A carbon capture and storage (CCS) leader has challenged industry to find a solution to the energy sector’s looming coexistence puzzle.
Andy Lane, BP’s (LON: BP) managing director for the Northern Endurance Partnership (NEP), reinforced quite how “congested” the Southern North Sea is becoming during an event on Wednesday.
But that in itself offers up an “opportunity”, he said, for industry to “develop higher resolution tools” that will allow different energy sources to operate side by side.
Coexistance is becoming a bigger problem for the North Sea, and has already come to a head in certain areas, as various technologies and projects compete for the best spots offshore.
It was an issue that cropped up time and again on the first day of the East of England Energy Group’s (EEEGR) Southern North Sea conference, which got underway in Norwich yesterday.
One panellist, speaking during the offshore wind session earlier in the day, warned “we are literally running out of space” in the basin.
At the moment, the main sticking point is between CCS and wind, with the latter’s turbines creating a barrier to monitoring carbon stores.
Mr Lane said: “Monitoring is very important, particularly for the earliest developments where there’s greater uncertainty and scepticism in the public mind as to what’s going on the questions. We’ve had questions about how we’re going to stop this stuff leaking, so the ability to monitor post-injection and beyond is very important.
“It’s imperative that operators use the best available technology to do that. We can’t afford to be seen to be using lower resolution technology to do that. At the moment, for the reservoir depths that we work on, seismic streamers are the best available technology.
“I do think that that is an opportunity because we have learned in this process that coexistence in the Southern North Sea is complicated – I for one just hadn’t realised how congested the region had got until I ran into some challenges in my part of the world.
“So there is an opportunity for industry to develop higher resolution tools that can be laid on the seabed that would allow or a greater level of coexistence with different seabed users.”
BP v Orsted
It is a problem that BP has an acute interest in solving quickly, not least because the supermajor has lofty CCS and offshore wind ambitions.
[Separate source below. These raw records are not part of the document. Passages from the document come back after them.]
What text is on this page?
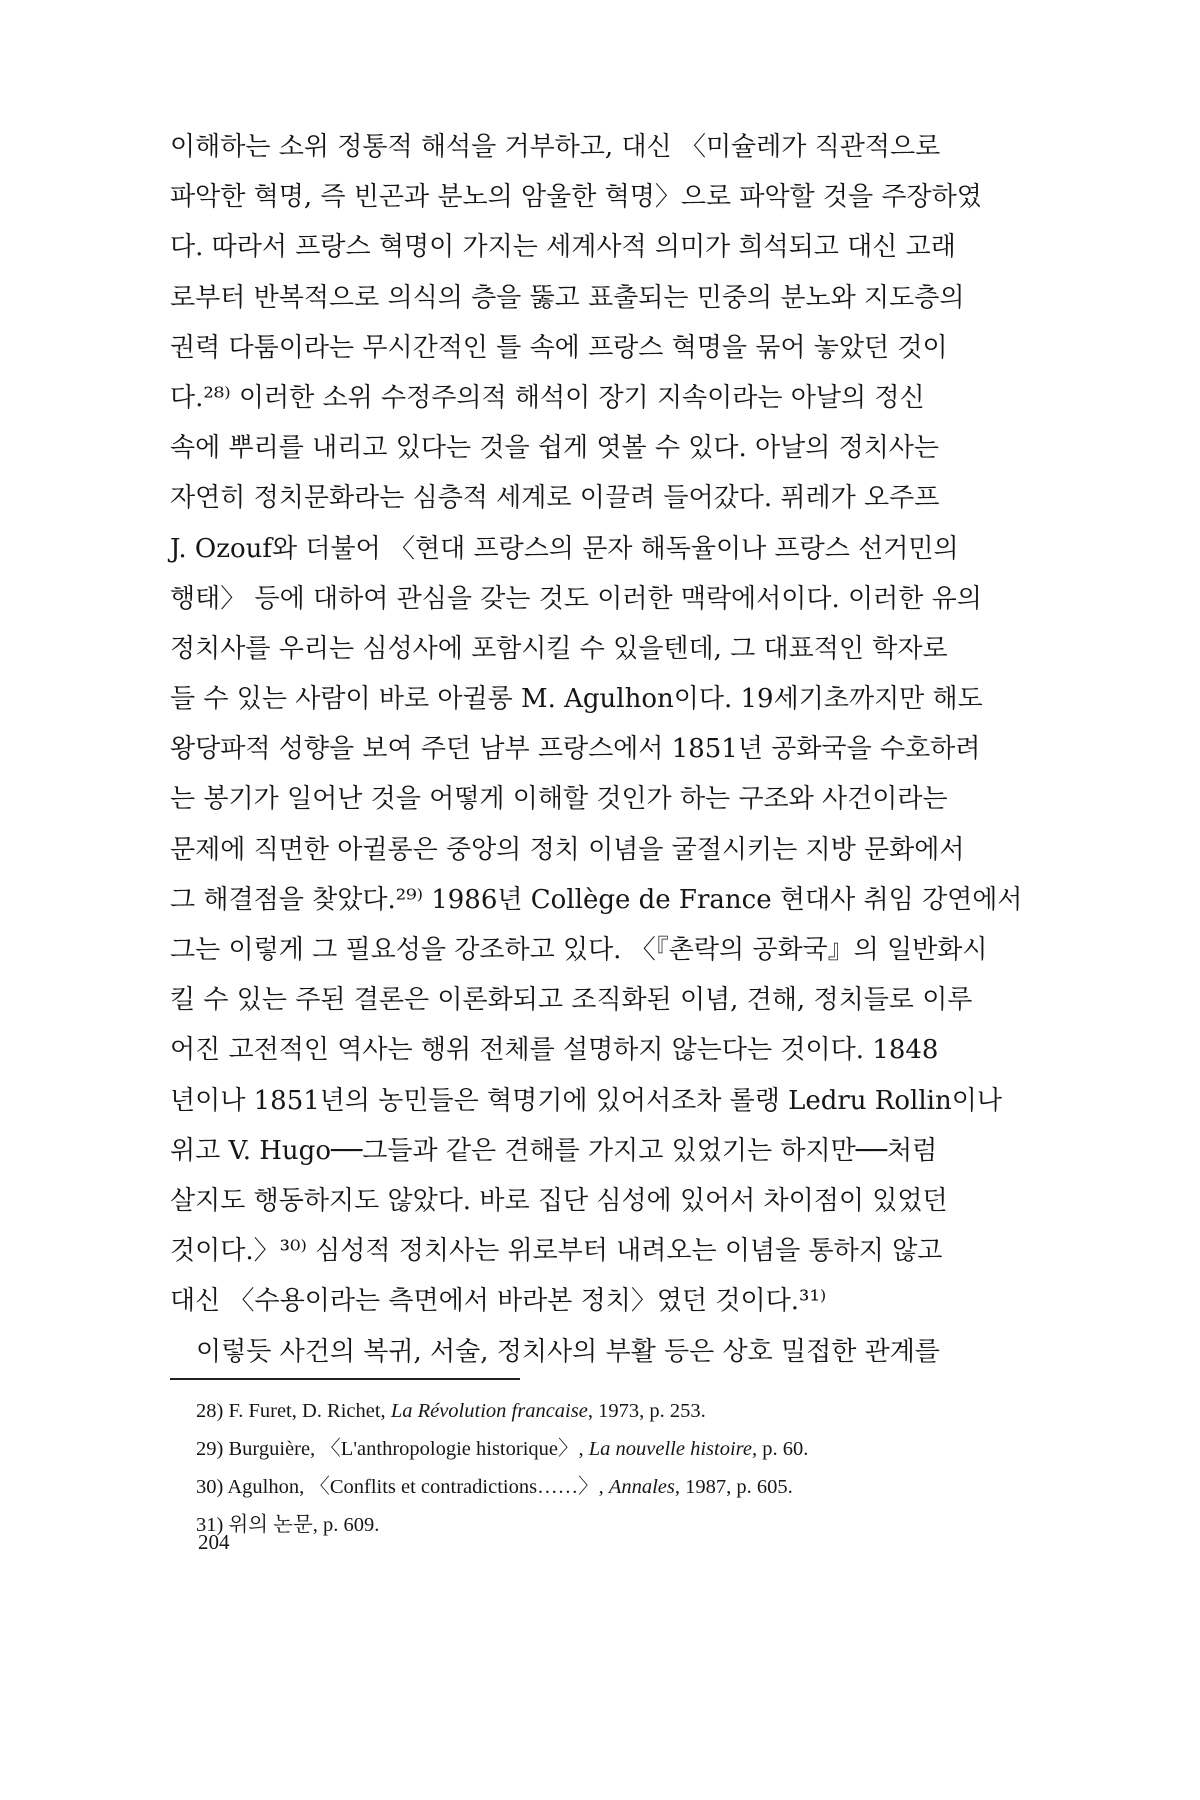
이해하는 소위 정통적 해석을 거부하고, 대신 〈미슐레가 직관적으로
파악한 혁명, 즉 빈곤과 분노의 암울한 혁명〉으로 파악할 것을 주장하였
다. 따라서 프랑스 혁명이 가지는 세계사적 의미가 희석되고 대신 고래
로부터 반복적으로 의식의 층을 뚫고 표출되는 민중의 분노와 지도층의
권력 다툼이라는 무시간적인 틀 속에 프랑스 혁명을 묶어 놓았던 것이
다.²⁸⁾ 이러한 소위 수정주의적 해석이 장기 지속이라는 아날의 정신
속에 뿌리를 내리고 있다는 것을 쉽게 엿볼 수 있다. 아날의 정치사는
자연히 정치문화라는 심층적 세계로 이끌려 들어갔다. 퓌레가 오주프
J. Ozouf와 더불어 〈현대 프랑스의 문자 해독율이나 프랑스 선거민의
행태〉 등에 대하여 관심을 갖는 것도 이러한 맥락에서이다. 이러한 유의
정치사를 우리는 심성사에 포함시킬 수 있을텐데, 그 대표적인 학자로
들 수 있는 사람이 바로 아귈롱 M. Agulhon이다. 19세기초까지만 해도
왕당파적 성향을 보여 주던 남부 프랑스에서 1851년 공화국을 수호하려
는 봉기가 일어난 것을 어떻게 이해할 것인가 하는 구조와 사건이라는
문제에 직면한 아귈롱은 중앙의 정치 이념을 굴절시키는 지방 문화에서
그 해결점을 찾았다.²⁹⁾ 1986년 Collège de France 현대사 취임 강연에서
그는 이렇게 그 필요성을 강조하고 있다. 〈『촌락의 공화국』의 일반화시
킬 수 있는 주된 결론은 이론화되고 조직화된 이념, 견해, 정치들로 이루
어진 고전적인 역사는 행위 전체를 설명하지 않는다는 것이다. 1848
년이나 1851년의 농민들은 혁명기에 있어서조차 롤랭 Ledru Rollin이나
위고 V. Hugo──그들과 같은 견해를 가지고 있었기는 하지만──처럼
살지도 행동하지도 않았다. 바로 집단 심성에 있어서 차이점이 있었던
것이다.〉³⁰⁾ 심성적 정치사는 위로부터 내려오는 이념을 통하지 않고
대신 〈수용이라는 측면에서 바라본 정치〉였던 것이다.³¹⁾
　이렇듯 사건의 복귀, 서술, 정치사의 부활 등은 상호 밀접한 관계를
28) F. Furet, D. Richet, La Révolution francaise, 1973, p. 253.
29) Burguière, 〈L'anthropologie historique〉, La nouvelle histoire, p. 60.
30) Agulhon, 〈Conflits et contradictions……〉, Annales, 1987, p. 605.
31) 위의 논문, p. 609.
204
The London-listed group is locked in a dispute with Danish renewables developer Orsted over an area of seabed.
Orsted has earmarked the plot for its 180-turbine Hornsea Four wind project in an area of sea around 40 miles off the Yorkshire coast.
But BP needs the space to carry out site investigations of the subsurface Endurance reservoir, eyed for the proposed Net Zero Teesside (NZT) and Zero Carbon Humber (ZCH) CCS initiatives, both of which are under the NEP umbrella.
Both schemes were awarded preliminary licencesmore than ten years ago, at which time it was presumed the advancement of both technologies would overcome any potential issues.